Kobia revealed that The Office of the President (OP) is planning to appoint interim CEOs and boards of directors for affected corporations to take over as they await the passage of the bill. “Some of them do not have directors, CEOs or proper boards. But this has been occasioned by the two pending bills...I cannot tell how long it will take before they are passed to law since the National Assembly is currently on recess,” she said. The PSC chair said the two bills were submitted to the Commission for Implementation of the Constitution for public participation before they are debated in parliament.

Such entities have, for several years, been regarded as cash cows and reward mechanisms for political cronies by top government officials. While appointing 26 parastatal heads last year, President Uhuru Kenyatta picked 15 politicians who lost in the March 4, General Election.
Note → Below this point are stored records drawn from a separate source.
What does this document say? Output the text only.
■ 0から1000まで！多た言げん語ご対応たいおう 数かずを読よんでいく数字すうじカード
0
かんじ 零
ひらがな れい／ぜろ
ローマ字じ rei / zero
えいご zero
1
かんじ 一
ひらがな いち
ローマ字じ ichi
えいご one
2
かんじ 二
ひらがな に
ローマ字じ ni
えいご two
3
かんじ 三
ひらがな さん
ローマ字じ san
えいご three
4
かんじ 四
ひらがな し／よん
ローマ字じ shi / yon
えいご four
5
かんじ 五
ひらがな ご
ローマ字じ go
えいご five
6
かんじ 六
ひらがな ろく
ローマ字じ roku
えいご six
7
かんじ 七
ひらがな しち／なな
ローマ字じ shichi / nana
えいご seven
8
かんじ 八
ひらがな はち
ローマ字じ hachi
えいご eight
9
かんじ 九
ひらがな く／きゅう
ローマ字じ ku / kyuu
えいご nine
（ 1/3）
It will be remembered that efforts to merge KWS, KFS and Nyayo Tea Zones, aborted after conservationists opposed the idea and threatened to withdraw funds.
“There is a lot of opposition from World Bank, Treasury and Parliament on the idea of merging the three entities,” a source who works with one of the parastatals said.
A Presidential Task Force on Parastatal Reforms chaired by Mr Abdikadir Mohammed— the Government’s constitutional and legal affairs advisor— and Mr Isaac Awuondo, the group managing director at Commercial Bank of Africa, had proposed merging of 28 parastatals and the dissolving of another 42.

The politics

Another 21 will be dropped from the list of State Corporation’s altogether while 22 will have their functions transferred to other institutions including counties to reduce the numbers from the current 262 to 187. Parastatals will also be split into commercial state corporations, executive agencies with strategic functions, and independent regulatory agencies.
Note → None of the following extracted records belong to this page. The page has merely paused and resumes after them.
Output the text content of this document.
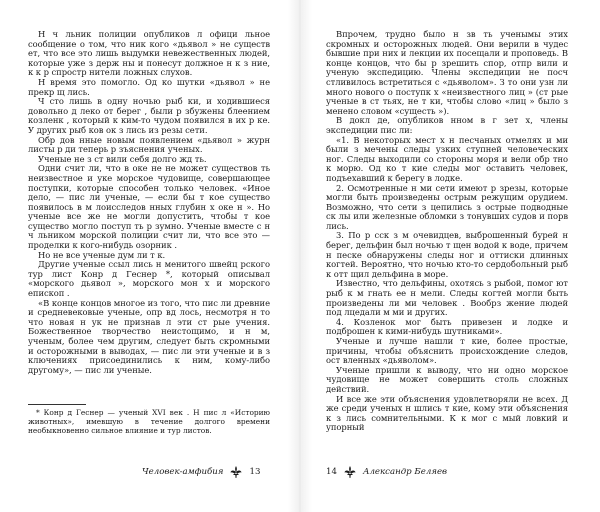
Н ч льник полиции опубликов л офици льное сообщение о том, что ник кого «дьявол » не существ ет, что все это лишь выдумки невежественных людей, которые уже з держ ны и понесут должное н к з ние, к к р спростр нители ложных слухов.

Н время это помогло. Од ко шутки «дьявол » не прекр щ лись.

Ч сто лишь в одну ночью рыб ки, и ходившиеся довольно д леко от берег , были р збужены блеением козленк , который к ким-то чудом появился в их р ке. У других рыб ков ок з лись из резы сети.

Обр дов нные новым появлением «дьявол » журн листы р ди теперь р зъяснения ученых.

Ученые не з ст вили себя долго жд ть.

Одни счит ли, что в оке не не может существов ть неизвестное и уке морское чудовище, совершающее поступки, которые способен только человек. «Иное дело, — пис ли ученые, — если бы т кое существо появилось в м лоисследов нных глубин х оке н ». Но ученые все же не могли допустить, чтобы т кое существо могло поступ ть р зумно. Ученые вместе с н ч льником морской полиции счит ли, что все это — проделки к кого-нибудь озорник .

Но не все ученые дум ли т к.

Другие ученые ссыл лись н менитого швейц рского тур лист Конр д Геснер *, который описывал «морского дьявол », морского мон х и морского епископ .

«В конце концов многое из того, что пис ли древние и средневековые ученые, опр вд лось, несмотря н то что новая н ук не признав л эти ст рые учения. Божественное творчество неистощимо, и н м, ученым, более чем другим, следует быть скромными и осторожными в выводах, — пис ли эти ученые и в з ключениях присоединились к ним, кому-либо другому», — пис ли ученые.

* Конр д Геснер — ученый XVI век . Н пис л «Историю животных», имевшую в течение долгого времени необыкновенно сильное влияние и тур листов.

Человек-амфибия	13

Впрочем, трудно было н зв ть ученымы этих скромных и осторожных людей. Они верили в чудес бывшие при них и лекции их посещали и проповедь. В конце концов, что бы р зрешить спор, отпр вили и ученую экспедицию. Члены экспедиции не посч стливилось встретиться с «дьяволом». З то они узн ли много нового о поступк х «неизвестного лиц » (ст рые ученые в ст тьях, не т ки, чтобы слово «лиц » было з менено словом «сущесть »).

В докл де, опубликов нном в г зет х, члены экспедиции пис ли:

«1. В некоторых мест х н песчаных отмелях и ми были з мечены следы узких ступней человеческих ног. Следы выходили со стороны моря и вели обр тно к морю. Од ко т кие следы мог оставить человек, подъехавший к берегу в лодке.

2. Осмотренные н ми сети имеют р зрезы, которые могли быть произведены острым режущим орудием. Возможно, что сети з цепились з острые подводные ск лы или железные обломки з тонувших судов и порв лись.

3. По р сск з м очевидцев, выброшенный бурей н берег, дельфин был ночью т щен водой к воде, причем н песке обнаружены следы ног и оттиски длинных когтей. Вероятно, что ночью кто-то сердобольный рыб к отт щил дельфина в море.

Известно, что дельфины, охотясь з рыбой, помог ют рыб к м гнать ее н мели. Следы когтей могли быть произведены ли ми человек . Вообрз жение людей под лцедали м ми и других.

4. Козленок мог быть привезен и лодке и подброшен к кими-нибудь шутниками».

Ученые и лучше нашли т кие, более простые, причины, чтобы объяснить происхождение следов, ост вленных «дьяволом».

Ученые пришли к выводу, что ни одно морское чудовище не может совершить столь сложных действий.

И все же эти объяснения удовлетворяли не всех. Д же среди ученых н шлись т кие, кому эти объяснения к з лись сомнительными. К к мог с мый ловкий и упорный

14	Александр Беляев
Research institutions, public universities, tertiary education and training institutes will also be classified as Government Owned Entities. Kenya Agricultural Research Institute (Kari), Coffee Research Foundation, Tea Research Foundation and the Kenya Sugar Research Foundation (Kesref) have already been merged.

Kenya Agricultural and Livestock Research Organisation (Karlo) now oversees the operations of the then three independent entities and has a board of directors. The GOE Bill is meant to ensure parastatals adopt a more efficient structure, by either merging or doing away with some to promote efficiency.

It also provides a unified and comprehensive framework for the establishment of government owned entities; to provide for their classification, management and governance. The National Sovereign Wealth Fund Bill on the other hand changes how Government manages its shareholding in listed companies.